HBO database exposureBack to blog
One of those breaches you’d never knew it happened but it did, and we think you should know about it.
Since 2014 The Kromtech Security Center has helped to secure the sensitive data of millions of people from all over the world and identified exposed data from governments, companies, and organizations. A data leak can cause irreparable harm and we believe private data should remain private. Far too often simple human errors can expose sensitive data and the Kromtech Security Center has tried to bring attention to the importance of data security through news and security warnings.
Last week it has come to our attention through our research with our newly released tools - S3 Inspector (https://github.com/kromtech/s3-inspector) and Key Inspector (https://github.com/kromtech/key-inspector) that a cloud repository with affiliations to HBO has been exposed to the public internet. More specifically, s3 Amazon bucket hosted at a publicly accessible domain was open for anybody to access.
Among other stuff, several plain text API keys and links to other storages could have potentially opened a door for more, especially for people with malicious intent. These potentially sensitive files were available for view / edit / download for AWS authenticated users.
The database also contained scripts for accessing HBO modules in Asia region mostly, libraries with localizations, css stylesheets. The most sensitive stuff - two plain text API keys and links to other S3 storages with potentially much more info.
After sending notification email to the HBO security team on Friday, Jan 19th, bucket has been immediately secured, however, no further comments received.

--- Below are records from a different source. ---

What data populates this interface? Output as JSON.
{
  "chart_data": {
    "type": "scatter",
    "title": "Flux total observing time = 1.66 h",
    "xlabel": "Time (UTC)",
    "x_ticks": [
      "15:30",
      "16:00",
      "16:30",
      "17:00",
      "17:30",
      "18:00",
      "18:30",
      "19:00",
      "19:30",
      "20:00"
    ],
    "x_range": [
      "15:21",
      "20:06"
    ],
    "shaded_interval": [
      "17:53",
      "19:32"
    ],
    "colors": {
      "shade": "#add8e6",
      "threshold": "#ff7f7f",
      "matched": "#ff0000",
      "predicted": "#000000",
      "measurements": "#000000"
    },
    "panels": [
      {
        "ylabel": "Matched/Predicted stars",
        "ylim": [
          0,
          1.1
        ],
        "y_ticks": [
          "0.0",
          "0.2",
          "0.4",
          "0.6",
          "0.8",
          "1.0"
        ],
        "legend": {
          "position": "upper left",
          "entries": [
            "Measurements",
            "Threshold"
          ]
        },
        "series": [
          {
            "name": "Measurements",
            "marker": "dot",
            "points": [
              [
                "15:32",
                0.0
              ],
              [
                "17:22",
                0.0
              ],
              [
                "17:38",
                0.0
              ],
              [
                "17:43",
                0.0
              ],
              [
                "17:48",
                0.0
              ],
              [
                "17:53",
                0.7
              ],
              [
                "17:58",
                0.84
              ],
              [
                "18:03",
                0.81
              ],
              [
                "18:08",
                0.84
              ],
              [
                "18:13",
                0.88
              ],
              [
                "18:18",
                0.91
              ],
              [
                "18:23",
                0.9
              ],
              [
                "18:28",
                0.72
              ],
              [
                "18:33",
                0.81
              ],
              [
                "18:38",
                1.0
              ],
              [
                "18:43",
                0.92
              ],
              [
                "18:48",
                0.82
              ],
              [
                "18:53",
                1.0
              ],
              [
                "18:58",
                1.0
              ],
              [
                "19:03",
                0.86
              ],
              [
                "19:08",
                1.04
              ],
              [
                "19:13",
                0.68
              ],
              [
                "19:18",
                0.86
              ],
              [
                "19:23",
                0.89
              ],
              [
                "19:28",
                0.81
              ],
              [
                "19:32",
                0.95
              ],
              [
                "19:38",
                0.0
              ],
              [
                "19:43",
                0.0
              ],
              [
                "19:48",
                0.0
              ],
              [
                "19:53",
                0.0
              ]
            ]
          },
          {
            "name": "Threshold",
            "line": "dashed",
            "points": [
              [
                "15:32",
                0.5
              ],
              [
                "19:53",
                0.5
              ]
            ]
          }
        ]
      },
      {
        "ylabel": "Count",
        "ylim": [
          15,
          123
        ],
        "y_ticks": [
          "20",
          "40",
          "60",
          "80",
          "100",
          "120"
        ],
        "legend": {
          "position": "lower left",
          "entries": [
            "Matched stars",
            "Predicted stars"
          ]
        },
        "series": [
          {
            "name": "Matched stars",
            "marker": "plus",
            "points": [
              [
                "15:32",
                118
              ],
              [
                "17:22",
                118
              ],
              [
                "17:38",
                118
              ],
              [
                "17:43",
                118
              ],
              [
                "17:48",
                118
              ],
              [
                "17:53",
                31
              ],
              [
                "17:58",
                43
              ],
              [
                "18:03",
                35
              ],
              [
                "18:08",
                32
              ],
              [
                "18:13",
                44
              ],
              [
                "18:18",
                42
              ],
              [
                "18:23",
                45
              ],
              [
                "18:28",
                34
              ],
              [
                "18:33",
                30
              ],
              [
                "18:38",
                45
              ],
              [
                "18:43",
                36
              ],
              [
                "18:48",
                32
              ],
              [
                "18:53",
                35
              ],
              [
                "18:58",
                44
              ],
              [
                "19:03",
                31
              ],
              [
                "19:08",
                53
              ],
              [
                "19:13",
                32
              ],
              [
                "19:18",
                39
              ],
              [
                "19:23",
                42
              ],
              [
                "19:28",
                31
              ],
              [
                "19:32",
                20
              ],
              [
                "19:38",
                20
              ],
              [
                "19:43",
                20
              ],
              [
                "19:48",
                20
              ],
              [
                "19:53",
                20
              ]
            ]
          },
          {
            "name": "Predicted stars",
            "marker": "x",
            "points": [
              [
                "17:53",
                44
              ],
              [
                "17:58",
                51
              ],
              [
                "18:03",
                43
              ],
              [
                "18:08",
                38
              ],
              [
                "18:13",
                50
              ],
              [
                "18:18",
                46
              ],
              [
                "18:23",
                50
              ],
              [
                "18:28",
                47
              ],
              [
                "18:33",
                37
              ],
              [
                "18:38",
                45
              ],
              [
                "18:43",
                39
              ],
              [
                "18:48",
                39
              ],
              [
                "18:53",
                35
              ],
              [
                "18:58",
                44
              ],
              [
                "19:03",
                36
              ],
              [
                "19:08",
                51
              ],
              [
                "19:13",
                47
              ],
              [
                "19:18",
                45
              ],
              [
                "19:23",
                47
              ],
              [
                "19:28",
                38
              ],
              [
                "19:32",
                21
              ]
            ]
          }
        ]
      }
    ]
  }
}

The Dangers of API Keys public exposure
The real problem with exposed API keys is that they can create exposure to unauthorized access through authentication factors and cyber criminals can potentially discover unintended loopholes. Another issue is that API endpoints are often ignored from a security standpoint and once they are created they are often forgot about or ignored. It is unclear if anyone else has used these specific keys and Kromtech security researchers did not access them but only identified that they were publically available online.
HBO has had a bad year with security in 2017.
In 2017 a hacker going by the name “Mr. Smith” posted five scripts for the hit show Game of Thrones after trying to extort the company for $6 million. Security experts believe that the breech happened through phishing, malware attacks and social engineering tactics. The cyber criminal then released emails from HBO’ Vice President for Film Programming Leslie Cohen and other internal corporate information and around the same time another group hijacked the company’s Twitter account. Given the high profile nature of these hacks and the well published coverage in the media you would think that HBO and their 3rd party partner vendors would be one of the most secure organizations and not still leaking API keys or other possible vulnerable data online. HBO’s security concerns highlight just how hard it is to secure data and how companies need to do more to protect what they store online.